We are prepared for insults, but compliments leave us baffled. Mason Cooley
A few months ago, I was given a beautiful gift. It came from someone I call friend and mentor, a gent I met ten years ago now and whom I have not yet seen in person since, Jim Hornickel. Jim is one of those people who thinks before he speaks and what he says always seems to hit the mark. He’s a delight.
This particular gift came about at the end of one of our regular calls as we were signing off. Jim said something along the lines of he always enjoyed our calls and I had brightened his day. I know why I can’t remember exactly what he said and that’s because my ears tuned into the fact that a kind compliment was in the offing, and I stopped listening. My inner dialogue switched on and I prepared what I was going to say back… which was akin to me picking up a big tennis racket and batting his sentiment of me as far away from me as possible.
What happened next was so toe curlingly awkward, I remember distinctly turning red; I can still feel the heat of my embarrassment. Rather than us simply moving to goodbye and hanging up, as I assumed we would, Jim interrupted me with the words “do you know what you’ve just done?”. Cue my little inner critters entering immediate defcon 3, the sirens start, the panic ensues … we have offended someone. This is bad – actually it’s the worst of the worst. As a person who has worked, and who still works, so hard on my natural people pleasing tendencies, believing to have offended someone remains an Achilles heel. It sets off immediate physical reactions – turning an unattractive shade – crimson, green, ashen grey depending, a distinctive hot glow and occasional nausea.
Of course, I didn’t know what I had done. Jim enlightened me.

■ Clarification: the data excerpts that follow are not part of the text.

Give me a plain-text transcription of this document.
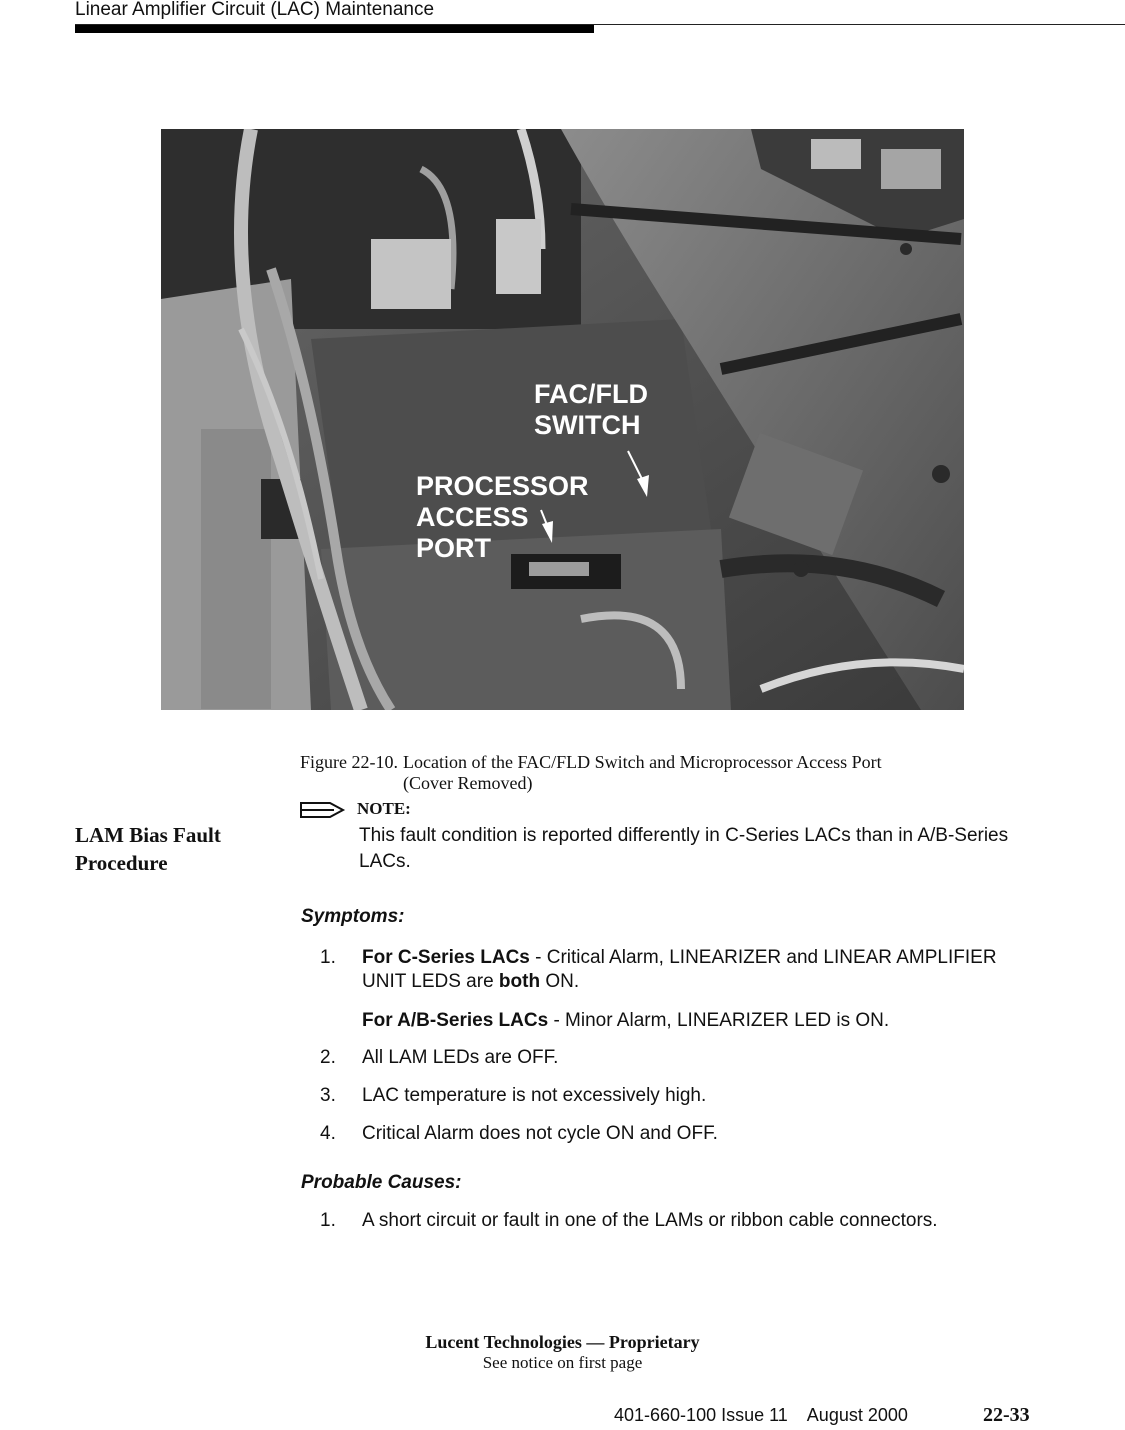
Linear Amplifier Circuit (LAC) Maintenance
FAC/FLD
SWITCH
PROCESSOR
ACCESS
PORT
Figure 22-10. Location of the FAC/FLD Switch and Microprocessor Access Port
(Cover Removed)
LAM Bias Fault Procedure
NOTE:
This fault condition is reported differently in C-Series LACs than in A/B-Series LACs.
Symptoms:
1. For C-Series LACs - Critical Alarm, LINEARIZER and LINEAR AMPLIFIER UNIT LEDS are both ON.
For A/B-Series LACs - Minor Alarm, LINEARIZER LED is ON.
2. All LAM LEDs are OFF.
3. LAC temperature is not excessively high.
4. Critical Alarm does not cycle ON and OFF.
Probable Causes:
1. A short circuit or fault in one of the LAMs or ribbon cable connectors.
Lucent Technologies — Proprietary
See notice on first page
401-660-100 Issue 11    August 2000	22-33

Jim had tried to give me a gift – a compliment. And by batting it off, I had rejected it. Imagine he asked, how that made him feel. Is there a defcon 4? I feel I may have found it then. Fortunately, as I think I mentioned, Jim is a delight, so normal (ish) service resumed for the inner critters eventually.
It was such a powerful lesson for me, and it has stayed with me, vividly, since. Indeed, if any of my clients are reading this, you may be familiar with this story – because I have shared it as often as I can when I can see a compliment or acknowledgment flying back through the air to me, as client after client similarly bats off these gifts.
There’s a moment, I know, where we can feel chastised, but the true gift here is the gift of a different perspective. Seeing that compliment, that acknowledgement, that thank you, as a present, with a bow on the top, being proffered to us by another person. Arms outstretched, smiling, wanting to give us this lovely thing. We have a choice; we can bat it back, reject it, say oh no not me, I’m not worth that. We can leave that person standing with a beautiful gift in their hands and refuse to take it, or we can smile, we can say thank you, we can accept their kindness, and by doing so forge a deeper connection.
I know the power of acknowledgement, I have had a compliments book for years, where I record kindnesses that have been said to and about me. It helps on the more difficult days to have something to remind me that my mind is sometimes really nasty to me and will not tell me the truth. I can look back at the words of others to bolster my confidence. And yet, even having this strategy, I was blind to the fact that, in the moment, I was stonewalling these jewels over and over again. Sometimes it takes another person courageous enough to speak the uncomfortable truth, to brave the horrific awkwardness, to hold up the mirror to us and dare to ask, ‘do you know what you just did?’.
So, what is the best way to handle a compliment, how can we navigate our potential embarrassment when someone acknowledges us, our achievements, our skills? Jim has reminded me that to smile and say thank you, is really all it needs.